Embracing - Moksha

There is both seriousness and ecstasy on Moksha's second album. There are complex and virtuosic moments, but it also feels like music that arose from the simplest of all starting points, the play between three good fellow musicians. The trio's unique interplay began back in 2012, when they were still students and met to experiment with rhythm, raga and jazz. Their first album, “The Beauty of an Arbitrary Moment”, was released by Jazzland in 2016 and was very well received both at home and abroad. Their debut stands as a key release from a period in Norwegian improvised music characterized by open doors to expression and musicians from all over the world. 

Now, with their second album, the palette has been expanded, both as a trio and as individuals. Their session, recorded in Newtone in January, featuring some selected guest musicians, does not feel overloaded with references. On the record's seven tracks, the trio alternates between their own experiences with Indian, Norwegian, North and West African music, in addition to good old-fashioned jazz rock and the occasional noisy freak out. It is easy to get lost in such a list of ingredients, but perhaps it’s simpler to say this: Moksha is Sanskriti Shrestha, Oddrun Lilja and Tore Flatjord. The music they play is the sum of their shared experiences and it kicks. 

Shrestha is a Nepalese tabla player who lives in Norway and has played with many projects: her own band (Avatar), duos with the likes of Harpreet Bansal and Steinar Ofsdal, and large ensemble projects like Marianna S. A. Røes Spiti/Hjem. She played together with Oddrun Lilja in the most recent edition of Bugge Wesseltoft's New Conception of Jazz.
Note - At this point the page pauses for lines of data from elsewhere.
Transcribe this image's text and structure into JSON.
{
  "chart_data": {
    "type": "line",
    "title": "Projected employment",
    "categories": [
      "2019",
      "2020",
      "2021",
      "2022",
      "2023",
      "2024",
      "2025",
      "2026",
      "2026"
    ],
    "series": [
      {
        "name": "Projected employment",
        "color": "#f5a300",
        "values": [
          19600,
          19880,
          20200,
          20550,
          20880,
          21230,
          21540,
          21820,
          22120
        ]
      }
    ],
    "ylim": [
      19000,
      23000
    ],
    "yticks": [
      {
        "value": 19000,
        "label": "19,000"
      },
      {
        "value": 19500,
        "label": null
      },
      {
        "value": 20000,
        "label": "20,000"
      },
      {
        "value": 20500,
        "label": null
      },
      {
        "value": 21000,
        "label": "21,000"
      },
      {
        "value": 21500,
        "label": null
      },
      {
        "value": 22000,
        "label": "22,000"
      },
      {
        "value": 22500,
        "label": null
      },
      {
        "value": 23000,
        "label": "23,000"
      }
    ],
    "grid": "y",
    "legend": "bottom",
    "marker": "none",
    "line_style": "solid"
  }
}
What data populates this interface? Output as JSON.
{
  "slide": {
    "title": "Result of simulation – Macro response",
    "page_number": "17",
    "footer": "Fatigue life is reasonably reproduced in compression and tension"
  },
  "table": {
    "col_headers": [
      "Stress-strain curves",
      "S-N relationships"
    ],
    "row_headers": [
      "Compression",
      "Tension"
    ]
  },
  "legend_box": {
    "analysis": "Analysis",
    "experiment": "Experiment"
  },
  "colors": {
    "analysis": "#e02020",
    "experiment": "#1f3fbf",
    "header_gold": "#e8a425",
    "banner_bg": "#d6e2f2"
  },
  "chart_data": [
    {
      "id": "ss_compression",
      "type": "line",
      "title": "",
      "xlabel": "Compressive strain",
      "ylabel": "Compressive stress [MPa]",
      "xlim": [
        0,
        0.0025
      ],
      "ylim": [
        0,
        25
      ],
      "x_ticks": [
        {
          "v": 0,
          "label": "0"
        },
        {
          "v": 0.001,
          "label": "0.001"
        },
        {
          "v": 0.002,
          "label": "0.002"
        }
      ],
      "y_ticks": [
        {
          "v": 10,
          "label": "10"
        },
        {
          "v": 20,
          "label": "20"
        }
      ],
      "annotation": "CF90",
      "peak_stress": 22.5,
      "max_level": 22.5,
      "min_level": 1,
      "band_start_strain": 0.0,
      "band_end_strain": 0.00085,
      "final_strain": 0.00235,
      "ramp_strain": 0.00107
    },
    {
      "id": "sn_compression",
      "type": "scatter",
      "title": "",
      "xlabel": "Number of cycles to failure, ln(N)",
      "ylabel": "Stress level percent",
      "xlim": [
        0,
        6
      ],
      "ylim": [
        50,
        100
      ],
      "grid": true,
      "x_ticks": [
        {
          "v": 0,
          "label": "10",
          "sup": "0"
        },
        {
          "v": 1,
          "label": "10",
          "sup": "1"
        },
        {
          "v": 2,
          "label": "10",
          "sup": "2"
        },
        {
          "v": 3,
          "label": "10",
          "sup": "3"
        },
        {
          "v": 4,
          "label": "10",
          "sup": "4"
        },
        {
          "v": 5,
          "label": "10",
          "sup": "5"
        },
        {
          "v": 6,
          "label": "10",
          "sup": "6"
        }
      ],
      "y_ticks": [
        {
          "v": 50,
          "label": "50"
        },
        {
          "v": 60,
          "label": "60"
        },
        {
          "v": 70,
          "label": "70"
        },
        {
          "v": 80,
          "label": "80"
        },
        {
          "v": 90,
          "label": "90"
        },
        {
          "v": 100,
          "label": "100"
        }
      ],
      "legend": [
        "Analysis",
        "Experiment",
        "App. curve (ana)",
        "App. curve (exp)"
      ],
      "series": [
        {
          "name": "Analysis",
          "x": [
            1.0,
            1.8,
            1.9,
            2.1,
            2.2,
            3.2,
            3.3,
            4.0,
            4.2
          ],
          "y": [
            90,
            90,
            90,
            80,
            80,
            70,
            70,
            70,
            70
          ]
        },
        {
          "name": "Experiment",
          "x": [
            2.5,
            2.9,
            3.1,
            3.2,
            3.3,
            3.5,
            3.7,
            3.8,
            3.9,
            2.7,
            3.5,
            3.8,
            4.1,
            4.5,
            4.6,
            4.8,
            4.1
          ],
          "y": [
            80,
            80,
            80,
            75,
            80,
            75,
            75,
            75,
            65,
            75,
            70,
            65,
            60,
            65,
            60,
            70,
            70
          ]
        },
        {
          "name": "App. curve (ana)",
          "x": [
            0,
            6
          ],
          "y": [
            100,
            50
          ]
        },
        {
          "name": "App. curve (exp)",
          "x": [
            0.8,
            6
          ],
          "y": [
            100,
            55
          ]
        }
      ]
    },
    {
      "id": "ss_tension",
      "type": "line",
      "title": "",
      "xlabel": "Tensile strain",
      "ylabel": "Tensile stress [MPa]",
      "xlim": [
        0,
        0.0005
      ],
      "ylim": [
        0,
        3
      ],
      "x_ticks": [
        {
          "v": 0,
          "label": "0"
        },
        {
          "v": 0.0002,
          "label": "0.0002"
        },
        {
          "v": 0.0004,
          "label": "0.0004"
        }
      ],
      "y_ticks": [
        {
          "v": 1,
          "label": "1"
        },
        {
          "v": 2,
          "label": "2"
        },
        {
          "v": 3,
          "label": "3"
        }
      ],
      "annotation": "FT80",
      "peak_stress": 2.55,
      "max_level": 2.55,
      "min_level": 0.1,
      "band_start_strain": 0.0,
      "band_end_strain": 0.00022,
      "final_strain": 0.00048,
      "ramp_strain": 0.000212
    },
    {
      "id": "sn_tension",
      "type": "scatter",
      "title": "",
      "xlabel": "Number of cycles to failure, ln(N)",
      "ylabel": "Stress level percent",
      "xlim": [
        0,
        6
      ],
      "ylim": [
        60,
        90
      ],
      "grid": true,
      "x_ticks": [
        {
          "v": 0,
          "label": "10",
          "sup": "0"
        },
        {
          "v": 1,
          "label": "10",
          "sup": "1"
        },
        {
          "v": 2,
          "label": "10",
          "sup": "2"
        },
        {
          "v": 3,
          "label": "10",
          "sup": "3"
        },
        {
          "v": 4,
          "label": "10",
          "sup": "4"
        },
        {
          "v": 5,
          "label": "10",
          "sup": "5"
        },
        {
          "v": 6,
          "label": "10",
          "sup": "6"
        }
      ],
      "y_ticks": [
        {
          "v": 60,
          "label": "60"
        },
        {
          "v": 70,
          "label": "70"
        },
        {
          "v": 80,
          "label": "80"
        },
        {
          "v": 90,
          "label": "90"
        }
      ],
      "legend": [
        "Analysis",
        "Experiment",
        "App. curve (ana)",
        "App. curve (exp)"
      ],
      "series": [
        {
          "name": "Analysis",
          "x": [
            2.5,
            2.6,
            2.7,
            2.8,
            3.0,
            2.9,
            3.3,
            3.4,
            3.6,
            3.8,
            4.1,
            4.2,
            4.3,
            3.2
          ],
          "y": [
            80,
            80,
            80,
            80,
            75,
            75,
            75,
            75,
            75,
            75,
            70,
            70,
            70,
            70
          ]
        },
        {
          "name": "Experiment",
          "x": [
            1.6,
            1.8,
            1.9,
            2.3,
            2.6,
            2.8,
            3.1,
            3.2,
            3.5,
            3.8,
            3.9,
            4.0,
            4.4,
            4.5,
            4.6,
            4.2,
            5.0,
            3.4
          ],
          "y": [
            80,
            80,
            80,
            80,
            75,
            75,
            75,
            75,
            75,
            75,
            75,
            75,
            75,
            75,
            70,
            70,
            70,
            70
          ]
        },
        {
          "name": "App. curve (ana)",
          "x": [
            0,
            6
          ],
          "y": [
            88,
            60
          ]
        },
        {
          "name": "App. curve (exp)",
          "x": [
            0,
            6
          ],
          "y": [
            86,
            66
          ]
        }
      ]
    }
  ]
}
Oddrun Lilja has achieved great success under his own name in recent years - the ambitious musical round-the-world voyage “Marble” was one of the year's big albums when it was released in 2020, and her band has become a festival favourite. She has also been in Paal Nilssen-Love's global-oriented jazz rock orchestra, Circus. Tore Flatjord is a drummer with Harald Lassen, The Switch and Baker Hansen, to name a few, and in the vast majority of contexts in which he appears, you find a musician who is curious about all kinds of rhythm instruments – darbouka and dhol, bells and maracas. 

The album's first two tracks feature Ustad Ashraf Sharif Khan, a Hamburg-based sitar master who has been important to the trio, and with whom Lilja has apprenticed. Additionally, bassist Jo Fougner Skaansar, who is also in Lilja's permanent band, appears on four of the tracks (1, 2, 3 and 7). Oddrun Lilja has become an increasingly prominent singer, and adds her unique stamp on the material. All these extensions enrich the album, but also make it clear that the trio’s sound alone fills the room in a distinctive way. Shrestha's tabla tarang often sets the tone and tempo of the meandering material, Lilja's guitars move between snarky riffing and effects-drenched brushstrokes, while Flatjord's instrumentation is at times inseparable from Shrestha’s, while at other times it creates an essential, subtle, rattling contrast. 

It's up to the listener to interpret the song titles on the album, but they obviously suggest some form of cycle: “Floating”, “Entering”, “Playing”, “Breathing”, “Drumming”, “Summoning” and “Liberating”. These titles can be seen as good descriptions of the listener's experience - there is something liberating about the game, the music breathes and flows, it enters and evokes states... and sometimes it is simply about listening to good musicianship. And that, as we all know, is one of life's simple but great joys.